A price war with new entrants and expenses linked to overseas acquisitions have caused a fall in the net profit of Bharti Airtel, India’s largest telecom service provider.
Bharti on Wednesday posted a fall of 8 per cent in the net income to Rs 2055 crore for its fourth quarter ended March from the year-ago period.
The company is facing pressure on both its revenues and profits for last one year due to the entry of new GSM players including Tata Teleservices and RCOM. However, the company attributes the profit decline to the extraordinary expenses related to overseas acquisitions.
As it consolidated its lead, Bharti’s revenues crossed the Rs 10,000 crore milestone and saw revenues inch up 2 per cent after two quarters that saw revenues dipping. Revenues appeared to be stabilising after a rush of competition put the giant’s back to the wall.
Sunil Bharti Mittal, chairman and managing director said Bharti was strong despite “hyper competition.”
“We are confident of repeating our success story in Sri Lanka and Bangladesh by winning the hearts of customers,” he said.
For 2009-10 as a whole, Bharti’s revenues grew 7 per cent year-on-year to Rs 39,615 crore. Its net profit also went up by 7 per cent to Rs 9,103 crore.

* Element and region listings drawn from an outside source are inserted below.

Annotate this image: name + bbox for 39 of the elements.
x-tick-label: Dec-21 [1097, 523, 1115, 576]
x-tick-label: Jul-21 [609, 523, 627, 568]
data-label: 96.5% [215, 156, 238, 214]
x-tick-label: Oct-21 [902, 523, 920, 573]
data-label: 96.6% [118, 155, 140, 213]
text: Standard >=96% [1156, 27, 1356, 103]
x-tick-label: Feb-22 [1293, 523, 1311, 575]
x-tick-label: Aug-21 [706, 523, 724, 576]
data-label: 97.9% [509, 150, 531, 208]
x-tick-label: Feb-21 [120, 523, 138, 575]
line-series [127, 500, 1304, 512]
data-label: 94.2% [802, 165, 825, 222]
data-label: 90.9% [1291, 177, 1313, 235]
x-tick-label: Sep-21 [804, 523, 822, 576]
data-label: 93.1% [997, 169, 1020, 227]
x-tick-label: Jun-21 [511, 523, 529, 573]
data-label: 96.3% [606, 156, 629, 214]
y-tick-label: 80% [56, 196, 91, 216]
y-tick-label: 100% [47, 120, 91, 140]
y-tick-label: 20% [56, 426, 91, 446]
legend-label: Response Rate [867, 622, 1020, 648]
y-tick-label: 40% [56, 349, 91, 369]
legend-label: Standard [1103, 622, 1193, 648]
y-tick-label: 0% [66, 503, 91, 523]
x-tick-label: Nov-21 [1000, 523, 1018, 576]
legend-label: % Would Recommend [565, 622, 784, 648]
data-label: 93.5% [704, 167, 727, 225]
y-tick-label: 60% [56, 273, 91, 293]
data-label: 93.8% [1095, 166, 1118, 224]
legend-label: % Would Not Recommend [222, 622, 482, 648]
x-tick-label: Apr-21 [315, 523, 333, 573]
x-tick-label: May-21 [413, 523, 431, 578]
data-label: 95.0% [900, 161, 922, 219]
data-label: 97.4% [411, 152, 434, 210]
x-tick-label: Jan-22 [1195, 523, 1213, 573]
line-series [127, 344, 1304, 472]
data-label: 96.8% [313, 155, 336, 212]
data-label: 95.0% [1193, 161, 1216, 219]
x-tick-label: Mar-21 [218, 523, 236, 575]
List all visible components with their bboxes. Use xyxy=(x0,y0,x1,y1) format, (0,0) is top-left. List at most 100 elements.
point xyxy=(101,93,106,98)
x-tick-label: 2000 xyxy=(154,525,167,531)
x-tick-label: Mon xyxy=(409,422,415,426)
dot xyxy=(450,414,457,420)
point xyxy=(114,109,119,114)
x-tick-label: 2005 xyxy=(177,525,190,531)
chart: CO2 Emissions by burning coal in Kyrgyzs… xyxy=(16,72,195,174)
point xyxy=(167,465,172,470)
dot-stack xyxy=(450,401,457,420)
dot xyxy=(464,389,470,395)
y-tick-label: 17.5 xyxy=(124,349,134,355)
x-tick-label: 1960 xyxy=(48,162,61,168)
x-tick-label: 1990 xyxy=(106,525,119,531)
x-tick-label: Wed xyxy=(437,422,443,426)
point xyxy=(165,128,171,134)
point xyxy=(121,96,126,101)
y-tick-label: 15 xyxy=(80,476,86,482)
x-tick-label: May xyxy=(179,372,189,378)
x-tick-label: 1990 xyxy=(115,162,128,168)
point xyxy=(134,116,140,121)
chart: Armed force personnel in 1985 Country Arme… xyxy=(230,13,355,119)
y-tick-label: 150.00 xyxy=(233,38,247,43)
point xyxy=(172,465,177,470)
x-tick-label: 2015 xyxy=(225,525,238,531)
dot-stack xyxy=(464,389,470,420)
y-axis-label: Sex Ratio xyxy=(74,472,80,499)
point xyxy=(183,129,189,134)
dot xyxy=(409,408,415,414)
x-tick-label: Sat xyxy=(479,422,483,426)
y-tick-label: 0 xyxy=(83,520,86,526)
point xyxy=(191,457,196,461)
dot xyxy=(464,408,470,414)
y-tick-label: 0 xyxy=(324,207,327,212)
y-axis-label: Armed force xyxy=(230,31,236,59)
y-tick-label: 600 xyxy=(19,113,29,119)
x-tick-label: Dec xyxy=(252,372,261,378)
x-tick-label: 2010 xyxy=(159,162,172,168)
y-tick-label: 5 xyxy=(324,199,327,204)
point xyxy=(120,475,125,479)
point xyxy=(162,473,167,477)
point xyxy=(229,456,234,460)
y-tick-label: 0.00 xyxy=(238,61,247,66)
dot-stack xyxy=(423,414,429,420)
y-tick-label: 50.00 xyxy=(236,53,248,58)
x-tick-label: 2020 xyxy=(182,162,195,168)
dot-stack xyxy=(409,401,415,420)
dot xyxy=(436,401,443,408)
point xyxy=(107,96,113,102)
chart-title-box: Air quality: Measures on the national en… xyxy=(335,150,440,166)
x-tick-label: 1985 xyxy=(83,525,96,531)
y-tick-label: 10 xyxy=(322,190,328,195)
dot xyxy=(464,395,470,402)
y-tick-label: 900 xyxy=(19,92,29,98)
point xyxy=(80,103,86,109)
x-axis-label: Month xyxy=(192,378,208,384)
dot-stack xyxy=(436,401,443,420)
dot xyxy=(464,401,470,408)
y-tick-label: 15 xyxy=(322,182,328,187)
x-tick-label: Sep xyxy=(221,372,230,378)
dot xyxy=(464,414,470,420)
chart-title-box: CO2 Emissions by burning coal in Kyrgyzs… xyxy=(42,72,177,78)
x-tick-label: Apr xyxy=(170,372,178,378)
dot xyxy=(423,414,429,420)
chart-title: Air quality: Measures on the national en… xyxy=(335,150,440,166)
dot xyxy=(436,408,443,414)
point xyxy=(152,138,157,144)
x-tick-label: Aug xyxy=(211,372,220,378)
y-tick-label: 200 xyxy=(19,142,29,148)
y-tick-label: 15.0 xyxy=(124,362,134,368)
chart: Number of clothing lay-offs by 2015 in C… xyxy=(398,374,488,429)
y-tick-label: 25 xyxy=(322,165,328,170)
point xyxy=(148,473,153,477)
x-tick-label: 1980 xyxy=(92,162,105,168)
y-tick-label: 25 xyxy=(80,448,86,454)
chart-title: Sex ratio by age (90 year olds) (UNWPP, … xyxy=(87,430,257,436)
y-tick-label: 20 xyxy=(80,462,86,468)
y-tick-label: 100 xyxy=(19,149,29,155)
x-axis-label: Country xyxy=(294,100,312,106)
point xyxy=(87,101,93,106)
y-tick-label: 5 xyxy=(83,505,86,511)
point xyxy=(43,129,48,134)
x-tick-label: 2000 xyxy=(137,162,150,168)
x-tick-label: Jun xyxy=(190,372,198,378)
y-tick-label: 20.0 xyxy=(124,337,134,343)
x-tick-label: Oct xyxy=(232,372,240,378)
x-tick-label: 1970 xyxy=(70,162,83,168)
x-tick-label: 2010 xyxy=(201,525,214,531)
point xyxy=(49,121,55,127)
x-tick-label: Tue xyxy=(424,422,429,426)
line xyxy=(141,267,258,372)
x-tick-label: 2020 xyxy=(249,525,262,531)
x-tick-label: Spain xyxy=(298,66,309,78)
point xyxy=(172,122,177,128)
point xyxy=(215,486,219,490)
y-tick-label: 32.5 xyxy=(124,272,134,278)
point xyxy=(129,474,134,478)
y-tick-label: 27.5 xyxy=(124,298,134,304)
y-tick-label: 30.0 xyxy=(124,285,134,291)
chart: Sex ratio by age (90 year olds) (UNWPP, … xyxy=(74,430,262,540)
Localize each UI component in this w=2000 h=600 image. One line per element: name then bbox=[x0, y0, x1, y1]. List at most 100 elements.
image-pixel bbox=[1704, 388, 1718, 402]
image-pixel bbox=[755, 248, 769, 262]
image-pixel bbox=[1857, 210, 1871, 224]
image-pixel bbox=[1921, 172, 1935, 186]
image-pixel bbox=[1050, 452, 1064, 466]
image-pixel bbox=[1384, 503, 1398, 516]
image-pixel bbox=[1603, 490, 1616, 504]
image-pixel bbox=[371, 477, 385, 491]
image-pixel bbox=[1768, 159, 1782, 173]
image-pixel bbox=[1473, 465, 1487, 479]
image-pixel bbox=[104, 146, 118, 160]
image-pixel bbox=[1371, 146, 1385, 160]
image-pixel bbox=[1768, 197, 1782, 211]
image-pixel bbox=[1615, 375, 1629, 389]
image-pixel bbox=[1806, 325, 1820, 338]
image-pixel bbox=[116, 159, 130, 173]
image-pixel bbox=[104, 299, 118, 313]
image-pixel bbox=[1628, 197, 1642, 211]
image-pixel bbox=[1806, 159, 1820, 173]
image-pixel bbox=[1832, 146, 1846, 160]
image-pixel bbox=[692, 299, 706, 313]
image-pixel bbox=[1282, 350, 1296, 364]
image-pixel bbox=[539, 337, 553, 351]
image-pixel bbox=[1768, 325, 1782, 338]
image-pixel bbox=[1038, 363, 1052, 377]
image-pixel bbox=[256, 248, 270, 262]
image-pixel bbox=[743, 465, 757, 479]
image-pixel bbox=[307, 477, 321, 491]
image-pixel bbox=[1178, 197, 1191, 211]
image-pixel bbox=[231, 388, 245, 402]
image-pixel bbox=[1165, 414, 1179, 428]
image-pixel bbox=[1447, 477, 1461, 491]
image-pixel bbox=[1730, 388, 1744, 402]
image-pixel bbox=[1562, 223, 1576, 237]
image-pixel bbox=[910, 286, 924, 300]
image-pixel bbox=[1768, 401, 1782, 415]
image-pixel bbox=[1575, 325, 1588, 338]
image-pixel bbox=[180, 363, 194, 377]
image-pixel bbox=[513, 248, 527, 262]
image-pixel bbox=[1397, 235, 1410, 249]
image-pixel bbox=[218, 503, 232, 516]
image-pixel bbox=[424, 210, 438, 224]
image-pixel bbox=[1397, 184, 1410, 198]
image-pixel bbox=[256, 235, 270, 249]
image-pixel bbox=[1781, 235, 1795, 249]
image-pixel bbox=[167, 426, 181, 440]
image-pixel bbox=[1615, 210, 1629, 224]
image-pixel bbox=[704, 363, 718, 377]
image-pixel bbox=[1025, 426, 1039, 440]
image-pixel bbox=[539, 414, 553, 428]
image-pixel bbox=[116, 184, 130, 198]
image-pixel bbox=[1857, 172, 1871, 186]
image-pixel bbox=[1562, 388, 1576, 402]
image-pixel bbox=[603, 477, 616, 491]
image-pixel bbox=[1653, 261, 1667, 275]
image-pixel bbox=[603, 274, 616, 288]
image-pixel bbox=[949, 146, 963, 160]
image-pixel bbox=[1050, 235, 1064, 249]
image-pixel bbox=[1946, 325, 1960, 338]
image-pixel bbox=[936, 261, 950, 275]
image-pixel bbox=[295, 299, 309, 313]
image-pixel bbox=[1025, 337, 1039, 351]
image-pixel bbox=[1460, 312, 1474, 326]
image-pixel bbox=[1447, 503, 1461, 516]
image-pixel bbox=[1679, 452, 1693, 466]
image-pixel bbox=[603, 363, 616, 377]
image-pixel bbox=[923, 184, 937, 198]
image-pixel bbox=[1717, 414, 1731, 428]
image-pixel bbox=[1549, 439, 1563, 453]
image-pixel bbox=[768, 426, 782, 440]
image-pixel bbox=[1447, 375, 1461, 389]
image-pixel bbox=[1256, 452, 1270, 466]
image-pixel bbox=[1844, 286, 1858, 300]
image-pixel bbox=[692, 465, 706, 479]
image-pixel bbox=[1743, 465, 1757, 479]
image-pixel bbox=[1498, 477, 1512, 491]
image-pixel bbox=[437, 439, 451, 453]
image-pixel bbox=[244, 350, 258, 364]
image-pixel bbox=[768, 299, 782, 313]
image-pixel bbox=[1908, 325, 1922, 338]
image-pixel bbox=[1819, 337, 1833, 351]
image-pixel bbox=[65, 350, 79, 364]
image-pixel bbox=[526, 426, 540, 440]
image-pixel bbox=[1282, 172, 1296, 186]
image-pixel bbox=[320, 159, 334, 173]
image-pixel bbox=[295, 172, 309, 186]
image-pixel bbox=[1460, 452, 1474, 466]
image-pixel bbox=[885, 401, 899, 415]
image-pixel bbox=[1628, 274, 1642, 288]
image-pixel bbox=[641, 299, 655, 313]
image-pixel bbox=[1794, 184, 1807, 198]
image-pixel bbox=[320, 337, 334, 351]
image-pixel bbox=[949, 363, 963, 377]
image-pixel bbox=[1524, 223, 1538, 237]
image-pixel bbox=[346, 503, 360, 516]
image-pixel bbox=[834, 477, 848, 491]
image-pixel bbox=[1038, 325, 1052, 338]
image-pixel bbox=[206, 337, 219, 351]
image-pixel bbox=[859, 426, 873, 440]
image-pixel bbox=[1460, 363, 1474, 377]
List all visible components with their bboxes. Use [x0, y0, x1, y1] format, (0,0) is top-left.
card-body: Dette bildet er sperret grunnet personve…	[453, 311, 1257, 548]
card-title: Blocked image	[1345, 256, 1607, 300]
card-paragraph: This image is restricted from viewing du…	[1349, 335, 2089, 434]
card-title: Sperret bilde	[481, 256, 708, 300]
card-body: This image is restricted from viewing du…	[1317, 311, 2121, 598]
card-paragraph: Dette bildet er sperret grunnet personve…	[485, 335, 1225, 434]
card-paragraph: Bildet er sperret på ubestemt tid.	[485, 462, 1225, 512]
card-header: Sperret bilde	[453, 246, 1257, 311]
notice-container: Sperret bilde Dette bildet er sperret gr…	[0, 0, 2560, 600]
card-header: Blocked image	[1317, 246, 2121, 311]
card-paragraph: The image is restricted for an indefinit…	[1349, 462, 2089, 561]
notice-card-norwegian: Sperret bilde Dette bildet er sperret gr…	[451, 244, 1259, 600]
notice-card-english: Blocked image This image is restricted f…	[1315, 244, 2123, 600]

The total subscriber base went up by 41 per cent in 2009-10 to 13.75 crore at the end of March, 2010 The company added 8.8 million subscribers in Q4. Bharti’s operating expenses also rose 20 per cent year-on-year to Rs 4,107 crore as network costs hit home.
Average revenue per user (ARPU) fell by about 28 per cent to Rs 220 in the quarter ended March, 2010 dragged down by low-use customers in rural areas.
Bharti Airtel’s joint managing director Akhil Gupta said that the company will spend up to $ 800 million (about Rs 3,565 crore) this fiscal on setting up infrastructure network for its new acquisition Zain Africa.”
The acquisition has given give a huge African market for Bharti.